On 11-11-19 02:44 PM, Steve Atkins wrote:
As a thought experiment, if every sender offered a POP3-esque service
rather than sending mail by SMTP, it would require about the same amount
of resources as the receivers are providing today to manage that same
traffic, and that's not unreasonable.
It's called webmail, and I think it's true that you have to build out
rather more infrastructure to support it than with a typical perimeter
MTA/internal POP3-esque service. The security implications are rather
different as well.
Note also that per message database _traffic_ would scale with the total
amount of email (around 80-95% spam), whereas POP and webmail
infrastructure scales with the ham.
The per message database queries in DNS wouldn't be cacheable whereas
about everything else in DNS is. 3-5 orders of magnitude increase in
DNS traffic to the authoritatives isn't unreasonable in the least.

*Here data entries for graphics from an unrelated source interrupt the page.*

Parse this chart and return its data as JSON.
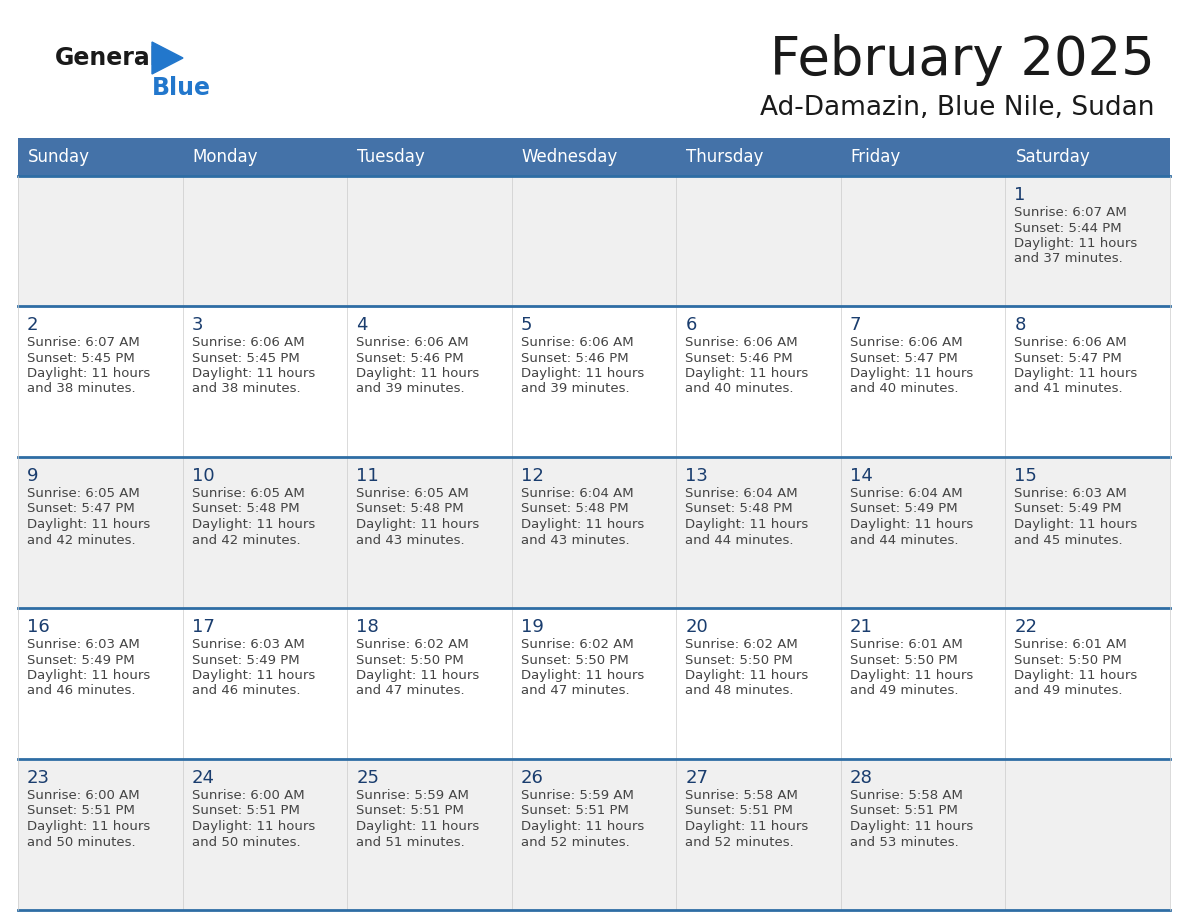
{
  "title": "February 2025",
  "subtitle": "Ad-Damazin, Blue Nile, Sudan",
  "header_color": "#4472a8",
  "header_text_color": "#ffffff",
  "cell_bg": "#ffffff",
  "cell_bg_alt": "#f0f0f0",
  "border_color_dark": "#2e6da4",
  "border_color_light": "#cccccc",
  "day_headers": [
    "Sunday",
    "Monday",
    "Tuesday",
    "Wednesday",
    "Thursday",
    "Friday",
    "Saturday"
  ],
  "text_color": "#444444",
  "day_number_color": "#1a3d6e",
  "logo_general_color": "#1a1a1a",
  "logo_blue_color": "#2277cc",
  "title_color": "#1a1a1a",
  "calendar_data": [
    [
      null,
      null,
      null,
      null,
      null,
      null,
      {
        "day": 1,
        "sunrise": "6:07 AM",
        "sunset": "5:44 PM",
        "daylight_hours": 11,
        "daylight_minutes": 37
      }
    ],
    [
      {
        "day": 2,
        "sunrise": "6:07 AM",
        "sunset": "5:45 PM",
        "daylight_hours": 11,
        "daylight_minutes": 38
      },
      {
        "day": 3,
        "sunrise": "6:06 AM",
        "sunset": "5:45 PM",
        "daylight_hours": 11,
        "daylight_minutes": 38
      },
      {
        "day": 4,
        "sunrise": "6:06 AM",
        "sunset": "5:46 PM",
        "daylight_hours": 11,
        "daylight_minutes": 39
      },
      {
        "day": 5,
        "sunrise": "6:06 AM",
        "sunset": "5:46 PM",
        "daylight_hours": 11,
        "daylight_minutes": 39
      },
      {
        "day": 6,
        "sunrise": "6:06 AM",
        "sunset": "5:46 PM",
        "daylight_hours": 11,
        "daylight_minutes": 40
      },
      {
        "day": 7,
        "sunrise": "6:06 AM",
        "sunset": "5:47 PM",
        "daylight_hours": 11,
        "daylight_minutes": 40
      },
      {
        "day": 8,
        "sunrise": "6:06 AM",
        "sunset": "5:47 PM",
        "daylight_hours": 11,
        "daylight_minutes": 41
      }
    ],
    [
      {
        "day": 9,
        "sunrise": "6:05 AM",
        "sunset": "5:47 PM",
        "daylight_hours": 11,
        "daylight_minutes": 42
      },
      {
        "day": 10,
        "sunrise": "6:05 AM",
        "sunset": "5:48 PM",
        "daylight_hours": 11,
        "daylight_minutes": 42
      },
      {
        "day": 11,
        "sunrise": "6:05 AM",
        "sunset": "5:48 PM",
        "daylight_hours": 11,
        "daylight_minutes": 43
      },
      {
        "day": 12,
        "sunrise": "6:04 AM",
        "sunset": "5:48 PM",
        "daylight_hours": 11,
        "daylight_minutes": 43
      },
      {
        "day": 13,
        "sunrise": "6:04 AM",
        "sunset": "5:48 PM",
        "daylight_hours": 11,
        "daylight_minutes": 44
      },
      {
        "day": 14,
        "sunrise": "6:04 AM",
        "sunset": "5:49 PM",
        "daylight_hours": 11,
        "daylight_minutes": 44
      },
      {
        "day": 15,
        "sunrise": "6:03 AM",
        "sunset": "5:49 PM",
        "daylight_hours": 11,
        "daylight_minutes": 45
      }
    ],
    [
      {
        "day": 16,
        "sunrise": "6:03 AM",
        "sunset": "5:49 PM",
        "daylight_hours": 11,
        "daylight_minutes": 46
      },
      {
        "day": 17,
        "sunrise": "6:03 AM",
        "sunset": "5:49 PM",
        "daylight_hours": 11,
        "daylight_minutes": 46
      },
      {
        "day": 18,
        "sunrise": "6:02 AM",
        "sunset": "5:50 PM",
        "daylight_hours": 11,
        "daylight_minutes": 47
      },
      {
        "day": 19,
        "sunrise": "6:02 AM",
        "sunset": "5:50 PM",
        "daylight_hours": 11,
        "daylight_minutes": 47
      },
      {
        "day": 20,
        "sunrise": "6:02 AM",
        "sunset": "5:50 PM",
        "daylight_hours": 11,
        "daylight_minutes": 48
      },
      {
        "day": 21,
        "sunrise": "6:01 AM",
        "sunset": "5:50 PM",
        "daylight_hours": 11,
        "daylight_minutes": 49
      },
      {
        "day": 22,
        "sunrise": "6:01 AM",
        "sunset": "5:50 PM",
        "daylight_hours": 11,
        "daylight_minutes": 49
      }
    ],
    [
      {
        "day": 23,
        "sunrise": "6:00 AM",
        "sunset": "5:51 PM",
        "daylight_hours": 11,
        "daylight_minutes": 50
      },
      {
        "day": 24,
        "sunrise": "6:00 AM",
        "sunset": "5:51 PM",
        "daylight_hours": 11,
        "daylight_minutes": 50
      },
      {
        "day": 25,
        "sunrise": "5:59 AM",
        "sunset": "5:51 PM",
        "daylight_hours": 11,
        "daylight_minutes": 51
      },
      {
        "day": 26,
        "sunrise": "5:59 AM",
        "sunset": "5:51 PM",
        "daylight_hours": 11,
        "daylight_minutes": 52
      },
      {
        "day": 27,
        "sunrise": "5:58 AM",
        "sunset": "5:51 PM",
        "daylight_hours": 11,
        "daylight_minutes": 52
      },
      {
        "day": 28,
        "sunrise": "5:58 AM",
        "sunset": "5:51 PM",
        "daylight_hours": 11,
        "daylight_minutes": 53
      },
      null
    ]
  ]
}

With large infrastructures doing messages to the tune of 100s or 1000s
per second, usefully doing DNS updates at that frequency (and timely
enough to be there when the receiver wants to query) seem entirely
implausible to me. Or you delay the email on the sending side to wait
for the database to update... Ick.
A few thousand entries per second, with a hold-time of at least 4 days
also seems a bit much for DNS to cope with - because _all_ your
authoritatives would have to know them, and know them real fast,
preferably before the email is sent.